Question

I believe this is correct...


\[\sum_{n=1}^{\infty}\frac{x^{n}}{5^{n}n^{5}}\]
\[\lim_{n\rightarrow \infty} \frac{x^{n+1}}{5^{n+1}(n+1)^{5}} \frac{5^{n}n^{5}}{x^{n}}\]
\[\lim_{n\rightarrow \infty} \frac{x^{n+1}5^{n}}{x^{n}5^{n+1}} \frac{n^{5}}{(n+1)^{5}}\]
\[\lim_{n\rightarrow \infty} \frac{x}{5} \frac{n^{5}}{(n+1)^{5}}\]
\[\frac{1}{5}\lim_{n\rightarrow \infty} \left|x\right| \frac{n^{5}}{(n+1)^{5}}\]
\[\frac{1}{5}\lim_{n\rightarrow \infty} \left|x\right| \frac{1}{(1+1/n)^{5}}\]
\[\frac{1}{5}\lim_{n\rightarrow \infty} \left|x\right| \frac{1}{(1+1/n)^{5}}<1\]

Answer 1

R=5

Answer 2

\[\left|x\right|<5\]

Answer 3

I= [-5,5]

Answer 4

Radius of convergence and interval of convergence

Answer 5

what do you think @agentx5

Answer 6

Did you try the ratio test? This looks a lot like a combination series variant btw, a big hint to use the ratio test typically. :-D

Answer 7

yes I did the ratio test

Answer 8

\[\frac{a_{n+1}}{a_{n}}\]

Answer 9

Ah wait I see you posted it later, ack time delay.

Well since we know by the ratio test, the series converges when abs(x)<5, we also know the radius of convergence.

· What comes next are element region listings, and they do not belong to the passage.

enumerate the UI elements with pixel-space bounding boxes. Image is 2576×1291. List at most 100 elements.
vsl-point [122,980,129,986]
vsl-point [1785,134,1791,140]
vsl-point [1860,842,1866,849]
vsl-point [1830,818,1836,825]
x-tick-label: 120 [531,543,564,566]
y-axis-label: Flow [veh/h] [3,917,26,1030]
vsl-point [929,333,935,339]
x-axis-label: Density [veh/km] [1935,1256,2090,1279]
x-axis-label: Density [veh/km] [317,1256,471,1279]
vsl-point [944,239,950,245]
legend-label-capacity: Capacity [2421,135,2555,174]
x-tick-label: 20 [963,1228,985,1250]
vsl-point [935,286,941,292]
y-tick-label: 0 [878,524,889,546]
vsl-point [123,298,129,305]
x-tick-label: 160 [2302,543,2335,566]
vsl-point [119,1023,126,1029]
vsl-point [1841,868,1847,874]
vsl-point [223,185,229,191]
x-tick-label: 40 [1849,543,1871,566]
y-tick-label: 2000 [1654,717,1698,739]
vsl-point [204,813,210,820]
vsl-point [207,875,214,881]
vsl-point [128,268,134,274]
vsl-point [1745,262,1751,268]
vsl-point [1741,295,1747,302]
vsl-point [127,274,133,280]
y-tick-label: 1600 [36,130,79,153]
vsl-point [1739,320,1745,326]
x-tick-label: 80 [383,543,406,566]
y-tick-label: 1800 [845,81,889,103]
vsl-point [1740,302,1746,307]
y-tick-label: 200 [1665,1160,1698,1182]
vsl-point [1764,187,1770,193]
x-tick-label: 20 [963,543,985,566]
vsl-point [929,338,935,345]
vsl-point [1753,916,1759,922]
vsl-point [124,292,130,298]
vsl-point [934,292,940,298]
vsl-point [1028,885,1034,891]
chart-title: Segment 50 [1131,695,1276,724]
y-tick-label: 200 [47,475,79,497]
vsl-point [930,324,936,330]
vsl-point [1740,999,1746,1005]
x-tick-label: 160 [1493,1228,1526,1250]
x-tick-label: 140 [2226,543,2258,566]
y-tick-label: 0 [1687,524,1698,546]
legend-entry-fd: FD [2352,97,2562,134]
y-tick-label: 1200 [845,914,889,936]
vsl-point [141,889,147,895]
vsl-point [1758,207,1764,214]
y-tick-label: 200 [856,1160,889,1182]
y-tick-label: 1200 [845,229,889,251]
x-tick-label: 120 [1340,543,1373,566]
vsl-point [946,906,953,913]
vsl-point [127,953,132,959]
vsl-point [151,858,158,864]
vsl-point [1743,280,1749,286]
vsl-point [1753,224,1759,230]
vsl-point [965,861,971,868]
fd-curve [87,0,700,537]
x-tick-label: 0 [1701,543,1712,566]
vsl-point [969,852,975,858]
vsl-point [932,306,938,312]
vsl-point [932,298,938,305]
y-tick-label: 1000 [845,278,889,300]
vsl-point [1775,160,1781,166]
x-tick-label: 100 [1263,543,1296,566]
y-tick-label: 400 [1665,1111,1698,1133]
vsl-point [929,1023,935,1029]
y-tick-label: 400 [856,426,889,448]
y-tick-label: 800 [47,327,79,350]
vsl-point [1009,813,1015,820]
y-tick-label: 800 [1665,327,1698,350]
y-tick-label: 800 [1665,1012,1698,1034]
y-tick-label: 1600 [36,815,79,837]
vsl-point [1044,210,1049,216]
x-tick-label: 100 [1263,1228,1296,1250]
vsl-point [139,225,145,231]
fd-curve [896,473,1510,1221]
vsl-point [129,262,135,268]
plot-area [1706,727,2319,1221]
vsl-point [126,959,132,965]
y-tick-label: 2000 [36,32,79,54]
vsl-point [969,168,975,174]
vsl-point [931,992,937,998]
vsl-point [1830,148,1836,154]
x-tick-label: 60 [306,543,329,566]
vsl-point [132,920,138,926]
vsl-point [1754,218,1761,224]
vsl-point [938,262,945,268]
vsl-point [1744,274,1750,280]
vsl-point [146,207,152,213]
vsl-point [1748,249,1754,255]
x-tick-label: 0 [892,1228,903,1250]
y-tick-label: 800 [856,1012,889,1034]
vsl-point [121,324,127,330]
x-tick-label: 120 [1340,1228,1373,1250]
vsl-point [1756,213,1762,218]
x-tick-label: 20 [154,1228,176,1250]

What you need now is to find the interval of convergence. We’ll get most (if not all) of the interval in question by solving the inequality from above. Do you remember how to write that as a three-part inequality? (two inequality signs)

Answer 10

I believed it was [-5,5]

Answer 11

about the three part in equality ...can you show me...i'm not sure

Answer 12

Right that's your radius :D

But you needed the interval too right?

Answer 13

Sure! one sec...

Answer 14

\[-5<x<5\]

Answer 15

For the less than, greater than would be...

Answer 16

\[x<-5 \cup x>5\]

Answer 17

so it would make more sense to write -5<x<5 instead of [-5,5]

Answer 18

It does, and I would get in the practice of it because you might end up with something like this:

\[ \left| x+3 \right| < 4\]

Answer 19

Which is: -7<x<1

Answer 20

ok what does \[x<-5 \cup x>5\] mean again

Answer 21

After you do this and find this inequality, or union of inequalities, you want to determine if the power series will converge or diverge at the endpoints of this interval.

Answer 22

@MathSofiya Remember the number line stuff you did way back when you were starting Algebra?

Answer 23

Disjunction and conjunction?

Answer 24

yes

Answer 25

set of all x's less than -5 "union" set of all x's greater than +5

Answer 26

Union is a fancy way of saying, "yeah both of these at the same time are true"

Answer 27

i see

Answer 28

That. lol

Answer 29

Versus the in-between with:

Answer 30

to determine if the power series will converge or diverge at the endpoints of this interval. do I use the initial equation? or this
\[\frac{1}{5}\lim_{n\rightarrow \infty} \left|x\right| \frac{1}{(1+1/n)^{5}}\]

Answer 31

You'll simply plug them at these points into the original power series and see if the series converges or diverges using any test necessary, to determine convergence. Make sense?

Answer 32

yes sir

Answer 33

Thanks!

Answer 34

PS: Bump this so the others notice it and we get some additional reviewers :-)

Answer 35

Did the answer check out ok?

Answer 36

agent, can you help cal and on with a geometry problem once yo uare done?